America's mood: still on the up
What people want for the new year is to be surprised.
Even Reagan's severest critics hope he can somehow surprise them and make his supply-side economics work in 1982. And the President's supporters, unsettled by the recession and the failure of Reaganomics to take hold quickly, now put their faith in him more in terms of a similar hope.
The persisting belief that Reagan might still be able to fulfill his promises for the economy discloses the reason for his strength as 1982 begins. Most Americans have not given up on him. In fact, they still think he can make the presidency work, make government work, and make the nation work.
Travelling in various parts of the country, reporters find a national mood of what might be called restrained optimism. I found it, too, visiting in the West recently. People talked mostly about the economy. It seems that in almost every family someone is either without a job, or about to lose a job, or having anxieties about being able to hold a job.
Yet the dark clouds, while near, did not dominate the conversations. People in general seem to believe that they and the nation are going to come out of these troubles. Supporting this are polls showing that Americans today have a much better feeling about themselves and their prospects than they did just a few years ago.
The public's chief concern remains crime. People are adding to the locks on their doors and, when they can afford it, putting in elaborate alarm and security systems. When asked for their first wish for the new year, many people said they would like to see return of the day when they could walk their neighborhood at night freely, with a feeling of safety.
The prevailing view about crime is pessimistic. People believe that the cutback in government spending will inevitably result in even fewer police and hence less protection. Some think that there can be no appreciable reduction in violent crime without effective gun control. Others put the emphasis on quicker and tougher punishment. But little confidence is expressed that the crime picture will improve measurably in 1982.
The talk often centers on the oppression in Poland. A yearning for world peace is evident. People speak frequently of their hope that Reagan and Brezhnev will be able to lessen the nuclear threat.
Most Americans seem to think that the President is right in beefing up the military in order to gain the credibility he needs at the negotiation table. But some see Reagan's tough talk to the Soviets as dangerously provocative. They welcome his softening rhetoric of late, a change related to events in Western Europe.

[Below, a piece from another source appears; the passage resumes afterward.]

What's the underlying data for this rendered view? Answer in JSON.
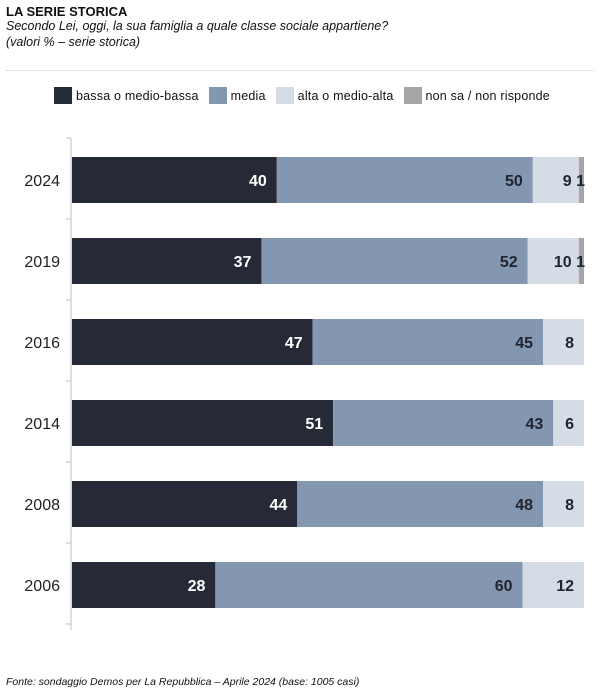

Overall, there appears to be a growing upbeat mood in America, one first discerned a couple of years ago. At that time a Washington Post survey, involving phone interviews with 2,505 persons in all parts of the country, showed that people's unhappiness was balanced off by a more positive view of themselves and other Americans. To describe this more ''upbeat'' side of American thinking, the Post used words like ''stable,'' ''optimistic,'' ''faithful,'' ''caring,'' ''tolerant,'' and ''moral.''
One can readily find the negative. But what the Post reported two years ago -- that which might be called a revival of the American spirit -- is clearly continuing. People seem to like themselves more. They seem to be coping better.